[team title=”” subtitle=”” url=”” image=””]By Steve Taylor[/team]
McALLEN, RGV – While three members of Congress were visiting a Border Patrol detention center to witness firsthand the plight of thousands of undocumented immigrants, Equal Voice Network was holding a vigil outside a church where similar immigrants have been cared for.
Equal Voice’s Immigration Working Group wanted to show support for children and families arriving in the Rio Grande Valley and to draw attention to the causes and solutions of what many are calling a humanitarian crisis. The group had no hesitation in calling the immigrants “refugees” as they held candles and said prayers outside Sacred Heart Church in McAllen.
“Rather than look to the root causes of this mass exodus of refugees from southern Mexico and Central America, many of our nation’s leaders are treating the humanitarian crisis as a border security issue or are looking for ways to speed up the deportation process of these refugees.
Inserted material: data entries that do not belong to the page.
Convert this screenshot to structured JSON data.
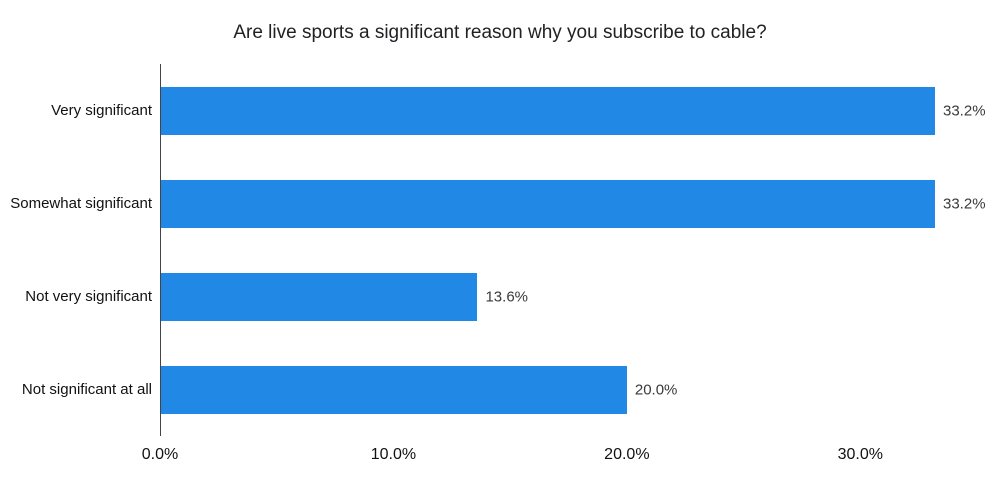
{
  "chart_data": {
    "type": "bar",
    "orientation": "horizontal",
    "title": "Are live sports a significant reason why you subscribe to cable?",
    "categories": [
      "Very significant",
      "Somewhat significant",
      "Not very significant",
      "Not significant at all"
    ],
    "values": [
      33.2,
      33.2,
      13.6,
      20.0
    ],
    "value_labels": [
      "33.2%",
      "33.2%",
      "13.6%",
      "20.0%"
    ],
    "x_ticks": [
      0,
      10,
      20,
      30
    ],
    "x_tick_labels": [
      "0.0%",
      "10.0%",
      "20.0%",
      "30.0%"
    ],
    "axis_max": 33.2,
    "xlabel": "",
    "ylabel": "",
    "bar_color": "#2188e6",
    "axis_line_color": "#444444",
    "grid": false,
    "legend": false
  }
}
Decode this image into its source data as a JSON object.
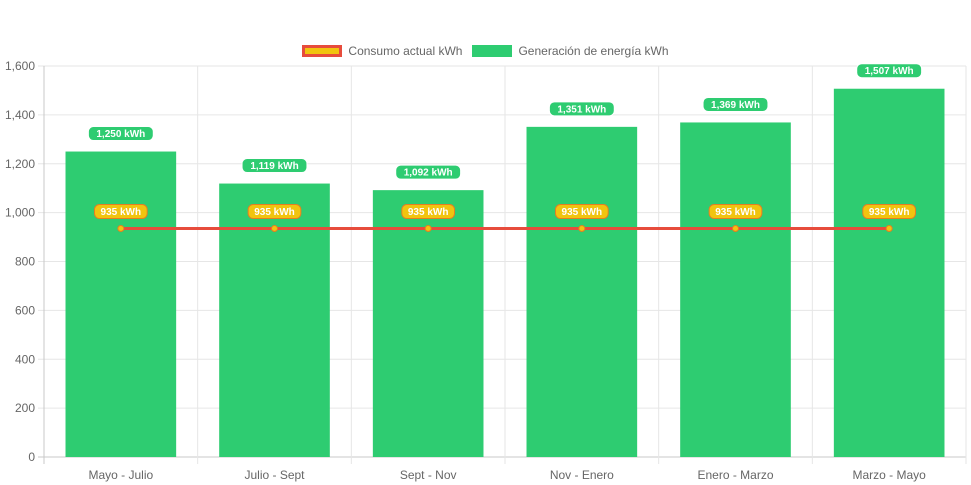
{
  "chart_data": {
    "type": "bar",
    "categories": [
      "Mayo - Julio",
      "Julio - Sept",
      "Sept - Nov",
      "Nov - Enero",
      "Enero - Marzo",
      "Marzo - Mayo"
    ],
    "series": [
      {
        "name": "Consumo actual kWh",
        "type": "line",
        "values": [
          935,
          935,
          935,
          935,
          935,
          935
        ],
        "labels": [
          "935 kWh",
          "935 kWh",
          "935 kWh",
          "935 kWh",
          "935 kWh",
          "935 kWh"
        ],
        "color": "#e74c3c",
        "fill": "#f1c40f"
      },
      {
        "name": "Generación de energía kWh",
        "type": "bar",
        "values": [
          1250,
          1119,
          1092,
          1351,
          1369,
          1507
        ],
        "labels": [
          "1,250 kWh",
          "1,119 kWh",
          "1,092 kWh",
          "1,351 kWh",
          "1,369 kWh",
          "1,507 kWh"
        ],
        "color": "#2ecc71"
      }
    ],
    "y_ticks": [
      "0",
      "200",
      "400",
      "600",
      "800",
      "1,000",
      "1,200",
      "1,400",
      "1,600"
    ],
    "ylim": [
      0,
      1600
    ],
    "grid": true,
    "legend_position": "top-center",
    "title": "",
    "xlabel": "",
    "ylabel": ""
  }
}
But this is not an immigration issue—it is a refugee crisis of people fleeing for their lives,” said Equal Voice spokesman John-Michael Torres.
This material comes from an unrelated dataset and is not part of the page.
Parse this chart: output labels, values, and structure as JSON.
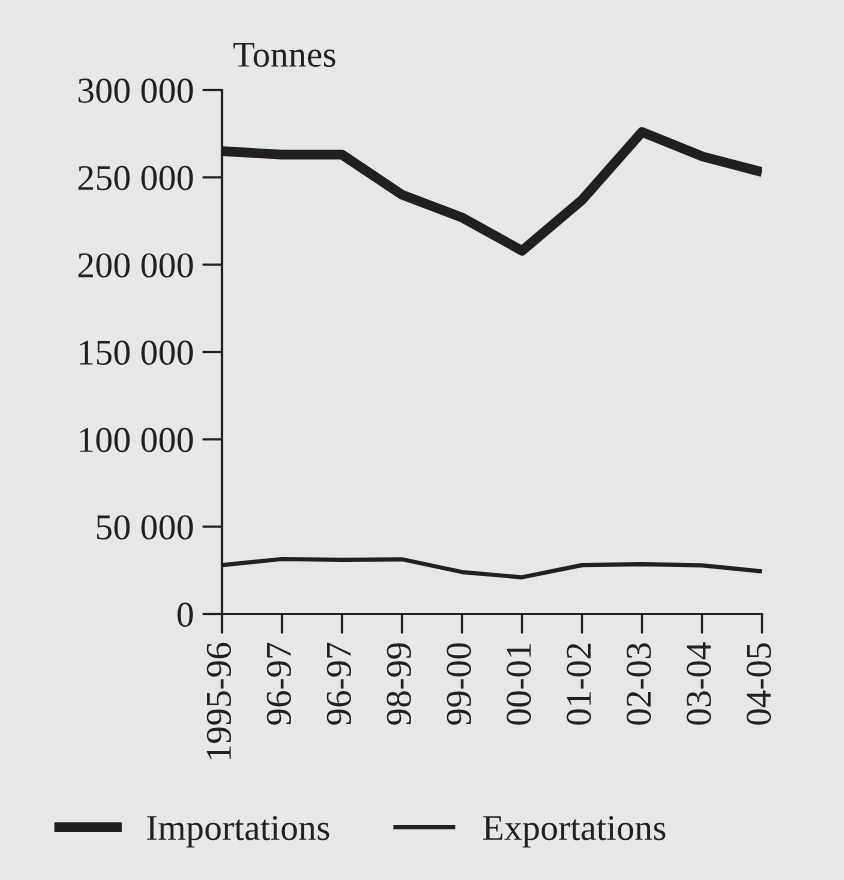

The Sisters of Mercy charity group has also called the tens of thousands of immigrants fleeing El Salvador, Guatemala and Honduras “refugees.”
One Valley community activist who is calling the Central American immigrants refugees is Ron Rogers of San Benito.
“According to the Oxford Dictionary, the definition of the word refugee in English is, ‘person who has been forced to leave their country in order to escape war, persecution, or natural disaster’,” said Rogers.
“If one accepts the definition of Oxford Dictionary and guidelines on refugees as outlined by the United Nations, then we must believe the current crisis with immigrants coming from Central America is not just a humanitarian issue. What we have is a refugee crisis along our southwestern border.”
So, should the influx of immigrants, many of them unaccompanied children or mothers with children, be classified as refugees? The Guardian put this question to the three members of Congress visiting the McAllen Border Patrol facility.
Congressman Filemon Vela, D-Brownsville, had the most detailed response. He said: “With respect to some of the legal questions that are going to arise as a result of the situation we are seeing, we have a legal process for that and the legal system itself will have to make that determination.
“However, I must say that I cannot believe there is a human being in this world who, having witnessed what we have witnessed, just a while ago, seeing the faces of fear and sadness and deep angst from some of the children and women that were in that facility, that no human in this world could not leave that building and leave those rooms without being heartbroken.
“So I think how we as a country deal with the influx of women and children that are coming from Central America, I think, is going to say a lot about us as a country in the future. Time will tell where all that ends up but I do believe that, to the extent that we have not acted on immigration reform, to the extent that 85 percent of unaccompanied children that are coming across are coming to be reunited with their family members, who are in all likelihood part of the 11 million people that are here, a great portion of these are working in our hotels, our restaurants, our construction sites, not just here in the Rio Grande Valley but all across this country, it just cries out for immigration reform.”
Congressman Rubén Hinojosa was also asked if immigrants fleeing El Salvador, Guatemala and Honduras in record numbers should be classified as refugees. The Mercedes Democrat said: “I do not want to get into definitions of terms – whether it is refugees or unaccompanied minors. The point is, when you deal with children you have to give it a very, very high priority and that is exactly what we as members of Congress are doing. We are putting aside many of the other priorities we have and are coming here to see it for ourselves and to see the children, to see the parents that are accompanying some of them. We call them family units. No question about it, it is very, very saddening to see a facility that is prepared to handle 350 to 400 of these folks, unaccompanied minors, and the facility has 1,000.”
Congressman Bennie Thompson is a Democrat from Mississippi. He is the ranking member of the House Committee on Homeland Security. Asked about the refugee classification, Thompson said: “The short term problem is the children are coming and we have to address it. As the Congressman (Vela) just said, we have to treat our young people in a manner that we all can feel proud about.
“So, whatever the definition is, they are here and what we have to do is work through the process of a solution. Long term we have to work with the (Central American) countries to say do the best you can to prevent anyone from just coming to this country illegally but that is a long term solution. It is a problem to address over time.
“What I saw this morning, on the faces of the young people, we have to help them. As the ranking member on this committee I will do that but I also support the policy of saying to those countries, you have to do a better job of educating your people that what they are being told and the reasons to come to the U.S. are not the reasons that really happen.”